Keempat set asumsi ini tentang sifat ilmu sosial memberikan alat analisis yang sangat
kuat untuk menganalisis teori sosial. Meskipun seringkali disalahpahami dalam literatur,
memperlakukan keempat aliran perdebatan ilmu sosial ini sebagai entitas analitis yang berbeda
memiliki keuntungan besar. Meskipun dalam praktiknya hubungan antara keempat aliran ini
seringkali kuat, asumsi-asumsi pada setiap aliran sebenarnya dapat berbeda cukup signifikan.
Posisi ekstrem dalam keempat aliran ini mencerminkan dua tradisi intelektual utama yang telah
mendominasi ilmu sosial selama dua abad terakhir. Positivisme sosiologis mencoba
menerapkan model dan metode dari ilmu alam ke studi urusan manusia dengan pandangan
realis.

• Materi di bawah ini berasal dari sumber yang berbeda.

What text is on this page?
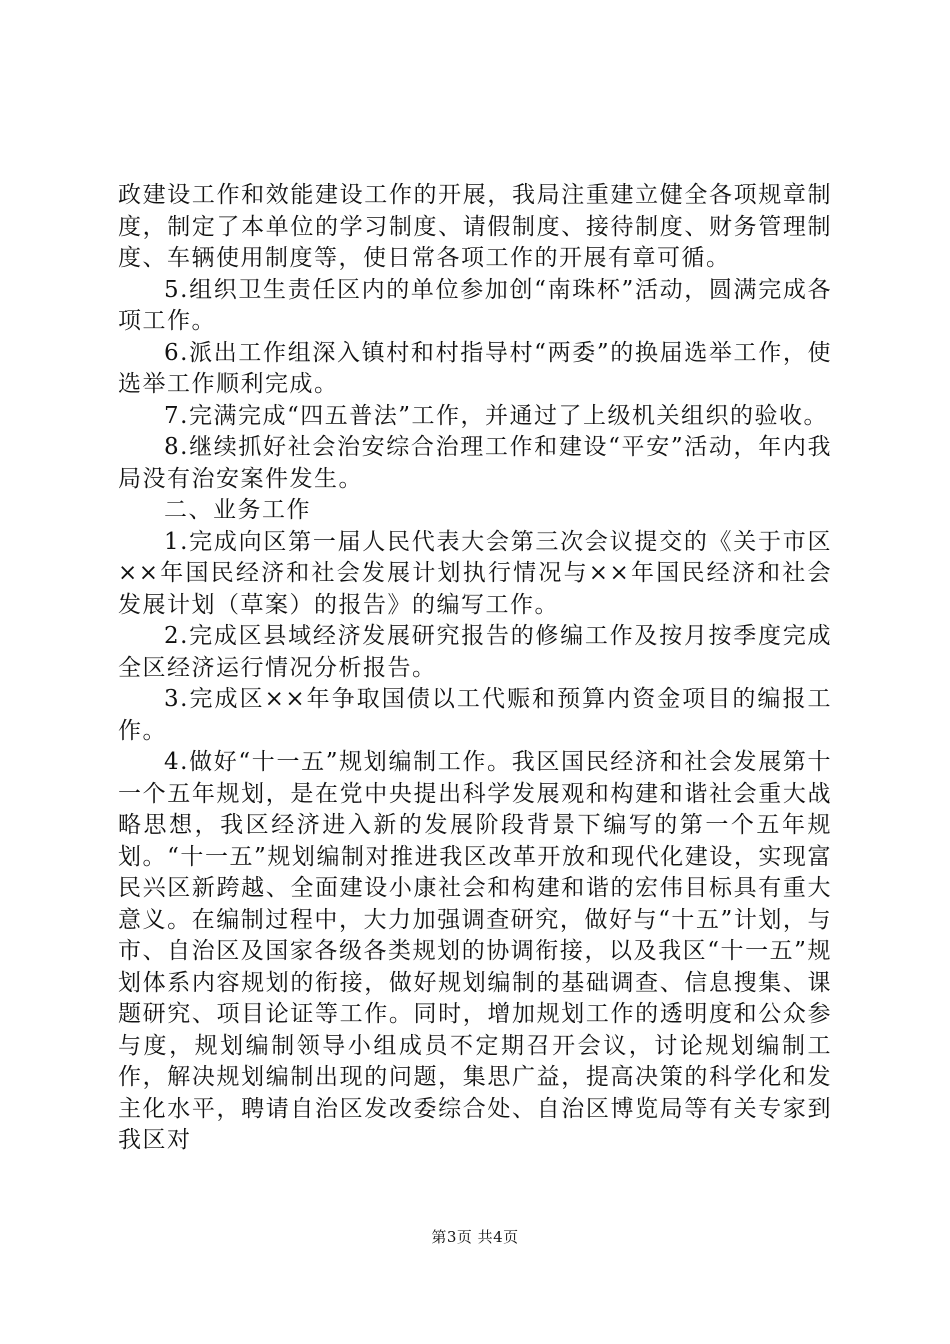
政建设工作和效能建设工作的开展，我局注重建立健全各项规章制度，制定了本单位的学习制度、请假制度、接待制度、财务管理制度、车辆使用制度等，使日常各项工作的开展有章可循。

5.组织卫生责任区内的单位参加创“南珠杯”活动，圆满完成各项工作。

6.派出工作组深入镇村和村指导村“两委”的换届选举工作，使选举工作顺利完成。

7.完满完成“四五普法”工作，并通过了上级机关组织的验收。

8.继续抓好社会治安综合治理工作和建设“平安”活动，年内我局没有治安案件发生。

二、业务工作

1.完成向区第一届人民代表大会第三次会议提交的《关于市区××年国民经济和社会发展计划执行情况与××年国民经济和社会发展计划（草案）的报告》的编写工作。

2.完成区县域经济发展研究报告的修编工作及按月按季度完成全区经济运行情况分析报告。

3.完成区××年争取国债以工代赈和预算内资金项目的编报工作。

4.做好“十一五”规划编制工作。我区国民经济和社会发展第十一个五年规划，是在党中央提出科学发展观和构建和谐社会重大战略思想，我区经济进入新的发展阶段背景下编写的第一个五年规划。“十一五”规划编制对推进我区改革开放和现代化建设，实现富民兴区新跨越、全面建设小康社会和构建和谐的宏伟目标具有重大意义。在编制过程中，大力加强调查研究，做好与“十五”计划，与市、自治区及国家各级各类规划的协调衔接，以及我区“十一五”规划体系内容规划的衔接，做好规划编制的基础调查、信息搜集、课题研究、项目论证等工作。同时，增加规划工作的透明度和公众参与度，规划编制领导小组成员不定期召开会议，讨论规划编制工作，解决规划编制出现的问题，集思广益，提高决策的科学化和发主化水平，聘请自治区发改委综合处、自治区博览局等有关专家到我区对

第3页 共4页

Sementara idealisme Jerman, dalam pandangan yang berlawanan, menekankan sifat
subjektif urusan manusia dan menolak relevansi model dan metode ilmu alam. Skema analisis
yang disajikan memungkinkan pemahaman yang baik terkait perbedaan asumsi yang mendasari
berbagai sudut pandang sosio-sains. Hal ini merupakan dimensi utama dalam skema analitis
yang digunakan untuk menganalisis teori sosial dan organisasi yang biasa disebut sebagai
dimensi “subjektif-objektif” yang mencerminkan kesamaan dan perbedaan antara keempat
aliran analitis yang telah disebutkan.